Roland turned and looked at Cormac again. He didn’t look like he’d be much use fast asleep, although he wasn’t going to say that out loud, of course. “D’you want me to get you anything while Sleeping Beauty here has a snooze?”
Declan shrugged. “The only thing I really need right now is news.” He pondered. “I don’t suppose you could snoop around and see if you can find anything else?”
Roland nodded. “Sure. Anything in particular you want me to find out? I can always have a look around on my way out... I’m getting a portkey back up to school later. They need people to... um, help with the clean-up.”
He looked a little sheepish, then. He didn’t exactly want to say “they need people to pull injured and dead people out of the rubble” when Declan was in this state.
“I want to know what happened to my housemates,” Declan said, his anxiety stopping him from noticing Roland’s hesitation. “Any of them. And...” He wanted to name Molly, but thought better of it. “Anything else you might find, really. What happened to that Carrow bitch, or that idiot uncle of mine.” He spat the last words with just as much venom as he had uttered her name.
Roland nodded. He didn’t think he’d be able to find out much that had to do with classified information - as any location or arrest of Death Eaters was likely to be - but he’d give it a whirl. Not to mention that by the time he got back up to Hogwarts, more news might have reached those who had remained at the castle since the end of the battle some hours ago.

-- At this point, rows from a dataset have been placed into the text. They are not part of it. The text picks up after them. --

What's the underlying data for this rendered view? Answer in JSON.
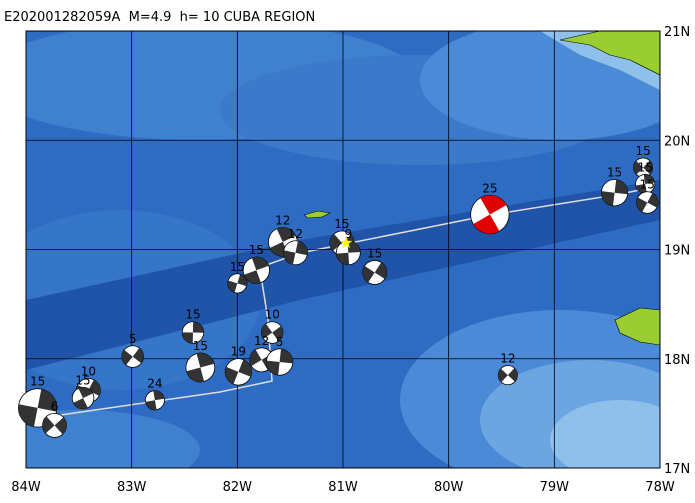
{
  "map": {
    "title": "E202001282059A  M=4.9  h= 10 CUBA REGION",
    "xlim": [
      -84,
      -78
    ],
    "ylim": [
      17,
      21
    ],
    "xticks": [
      {
        "value": -84,
        "label": "84W"
      },
      {
        "value": -83,
        "label": "83W"
      },
      {
        "value": -82,
        "label": "82W"
      },
      {
        "value": -81,
        "label": "81W"
      },
      {
        "value": -80,
        "label": "80W"
      },
      {
        "value": -79,
        "label": "79W"
      },
      {
        "value": -78,
        "label": "78W"
      }
    ],
    "yticks": [
      {
        "value": 17,
        "label": "17N"
      },
      {
        "value": 18,
        "label": "18N"
      },
      {
        "value": 19,
        "label": "19N"
      },
      {
        "value": 20,
        "label": "20N"
      },
      {
        "value": 21,
        "label": "21N"
      }
    ],
    "main_event": {
      "lon": -80.97,
      "lat": 19.06,
      "color": "#ffff00"
    },
    "events": [
      {
        "lon": -79.61,
        "lat": 19.32,
        "depth": 25,
        "color": "#e00000",
        "size": 16
      },
      {
        "lon": -78.43,
        "lat": 19.52,
        "depth": 15,
        "color": "#333333",
        "size": 11
      },
      {
        "lon": -78.16,
        "lat": 19.75,
        "depth": 15,
        "color": "#333333",
        "size": 8
      },
      {
        "lon": -78.14,
        "lat": 19.6,
        "depth": 15,
        "color": "#333333",
        "size": 8
      },
      {
        "lon": -78.12,
        "lat": 19.43,
        "depth": 15,
        "color": "#333333",
        "size": 9
      },
      {
        "lon": -81.57,
        "lat": 19.07,
        "depth": 12,
        "color": "#333333",
        "size": 12
      },
      {
        "lon": -81.45,
        "lat": 18.97,
        "depth": 12,
        "color": "#333333",
        "size": 10
      },
      {
        "lon": -81.01,
        "lat": 19.06,
        "depth": 15,
        "color": "#333333",
        "size": 10
      },
      {
        "lon": -80.95,
        "lat": 18.97,
        "depth": 9,
        "color": "#333333",
        "size": 10
      },
      {
        "lon": -80.7,
        "lat": 18.79,
        "depth": 15,
        "color": "#333333",
        "size": 10
      },
      {
        "lon": -81.82,
        "lat": 18.81,
        "depth": 15,
        "color": "#333333",
        "size": 11
      },
      {
        "lon": -82.0,
        "lat": 18.69,
        "depth": 15,
        "color": "#333333",
        "size": 8
      },
      {
        "lon": -81.67,
        "lat": 18.24,
        "depth": 10,
        "color": "#333333",
        "size": 9
      },
      {
        "lon": -82.42,
        "lat": 18.24,
        "depth": 15,
        "color": "#333333",
        "size": 9
      },
      {
        "lon": -82.99,
        "lat": 18.02,
        "depth": 5,
        "color": "#333333",
        "size": 9
      },
      {
        "lon": -82.35,
        "lat": 17.92,
        "depth": 15,
        "color": "#333333",
        "size": 12
      },
      {
        "lon": -81.99,
        "lat": 17.88,
        "depth": 19,
        "color": "#333333",
        "size": 11
      },
      {
        "lon": -81.77,
        "lat": 17.99,
        "depth": 12,
        "color": "#333333",
        "size": 10
      },
      {
        "lon": -81.6,
        "lat": 17.97,
        "depth": 5,
        "color": "#333333",
        "size": 11
      },
      {
        "lon": -79.44,
        "lat": 17.85,
        "depth": 12,
        "color": "#333333",
        "size": 8
      },
      {
        "lon": -82.78,
        "lat": 17.62,
        "depth": 24,
        "color": "#333333",
        "size": 8
      },
      {
        "lon": -83.41,
        "lat": 17.71,
        "depth": 10,
        "color": "#333333",
        "size": 10
      },
      {
        "lon": -83.46,
        "lat": 17.64,
        "depth": 15,
        "color": "#333333",
        "size": 9
      },
      {
        "lon": -83.89,
        "lat": 17.55,
        "depth": 15,
        "color": "#333333",
        "size": 16
      },
      {
        "lon": -83.73,
        "lat": 17.39,
        "depth": 6,
        "color": "#333333",
        "size": 10
      }
    ]
  }
}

Unfolding his long legs in his chair and standing up, he reached over and offered his hand to Declan’s (the one not attached to the injured arm, of course) and spoke softly as he prepared to leave, not wanting to wake Cormac right at this moment. “I’ll try and make it back as soon as I can” he said, wondering if his mother had picked his brother up from his classmate’s house yet. “I’m going to go and see Michael’s got home yet and then go back to Hogwarts, so, if you don’t see me, I’ll send you a note with anything I find out, yeah?”
“Thanks, mate,” Declan said, shaking his hand. He knew he was probably asking too much, but he was getting desperate. He was sure Uncle Tiberius would be able to provide him with some information from the Ministry once he came back with Neely, but he doubted he’d have the courage to give details on the actions of his worthless twin. And he desperately needed to get news of his closest friends. “And if you see anyone I know, like Geoffrey Hooper, just tell them where I am and how to get in touch with me, all right?”

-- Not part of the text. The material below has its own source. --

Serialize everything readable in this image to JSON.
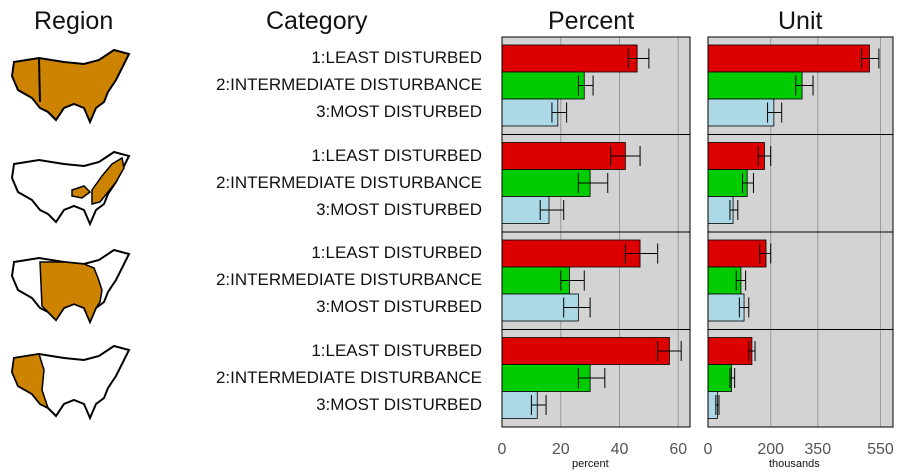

Nodding once more, Roland released Declan’s hand and walked towards the door. “Of course” he replied once he’d arrived at the door. “I get the feeling everyone’s going to be going round and checking on each other as soon as possible. Not to mention trying to get hold of the Muggleborns who are still out of the country - fuck, that’ll be a job and a half as well...”
Shuddering slightly, he gave his friend a nod, and snuck out of the room and into the hall before another Healer could spot him.